Untuk itu, dunia pendidikan harus diarahkan kepada peserta didiknya menguasai dua tersebut sebagai standar kualitas pendidikan era milenial saat ini. Demikian disampaikan Akademisi Unram Ahmad Zuhairi, SH., MH., saat mengisi seminar memperingati hari pendidikan nasional dan hari buruh, yang digelar Jaringan Masyarakat Madani (JMM), di aula KNPI NTB, Kamis (26/4).

Terlebih kata Zuhairi, sekarang telah memasuki era MEA, maka mau tidak mau harus bisa menguasai bahasa asing. Bahkan sekarang ini untuk masuk di perguruan tinggi seperti Unram, harus punya 450 skor minimal toefl. Begitupun saat keluar kampus pada saat hendak ujian.

“Kemudian, mahir teknologi. Itu merupakan standar kompetensi dasar manusia hari ini,” urainya.

Begitu juga pada saat ingin mendaftarkan diri meraih beasiswa LPDP untuk tujuan kampus luar negeri. Maka syarat utamanya ialah mampu berbahasa asing.

“LPDP itu punya dana yang banyak. Tapi banyak yang kosong karena belum memenuhi syarat penerimaannya. Dan kuncinya hanya satu, bahasa asing. Anda  cukup punya skor teofl 550, anda lolos, sederhana saja.  Jadi beasiswa ini banyak sekali,” jelasnya.

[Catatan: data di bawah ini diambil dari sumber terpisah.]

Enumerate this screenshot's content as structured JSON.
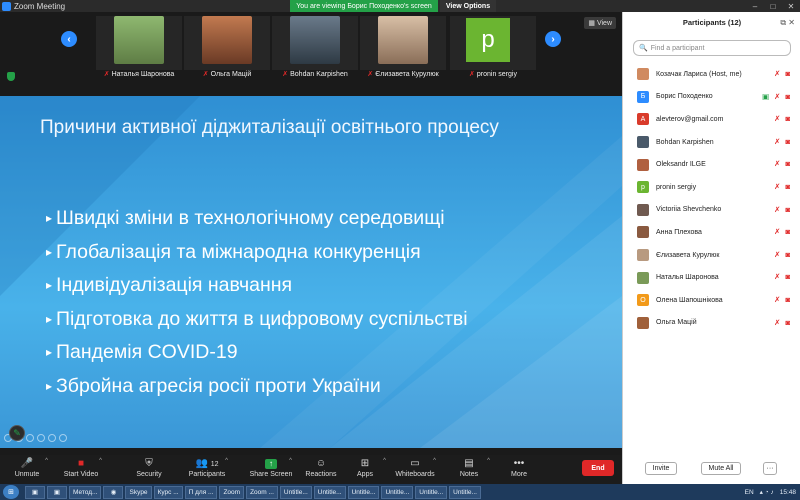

Dengan adanya kualitas sumber daya manusia yanh memenuhi kualifikasi, maka juga berkaitan erat dengan dunia pekerjaan. Namun kini, kualifikasi hasil pendidikan rata-rata masih rendah, sehingga posisi pekerjaan yang diraih sebanding dengan tingkat kaulifikasi pendidikan.

Sementara itu, Agi Abdul Aziz, Direktur JMM NTB menilai prntingnya generasi saat ini meningkatkan daya saing. Salah satunya melalui aktivitas membaca buku, diskusi dan lain lain.

Mengingat yang menjadi masalah juga ialah, mahasiswa yang memiliki IPK tinggi, bahkan cumlaude, tapi di dunia realitas, mereka tidak kompeten. Jurusan bahasa inggris banyak yang tidak bisa bahasa inggris. Akuntansi tidak bisa menghitung keuangan, lulusan hukum tidak bisa menelisik kasus.

“Itu problem kita, banyak lulusan yang cumlaude tidak kompeten dibidangnya di dunia nyata. Sekarang yang menjadi standar penerimaan kerja itu kompetensi bukan IPK,” urainya.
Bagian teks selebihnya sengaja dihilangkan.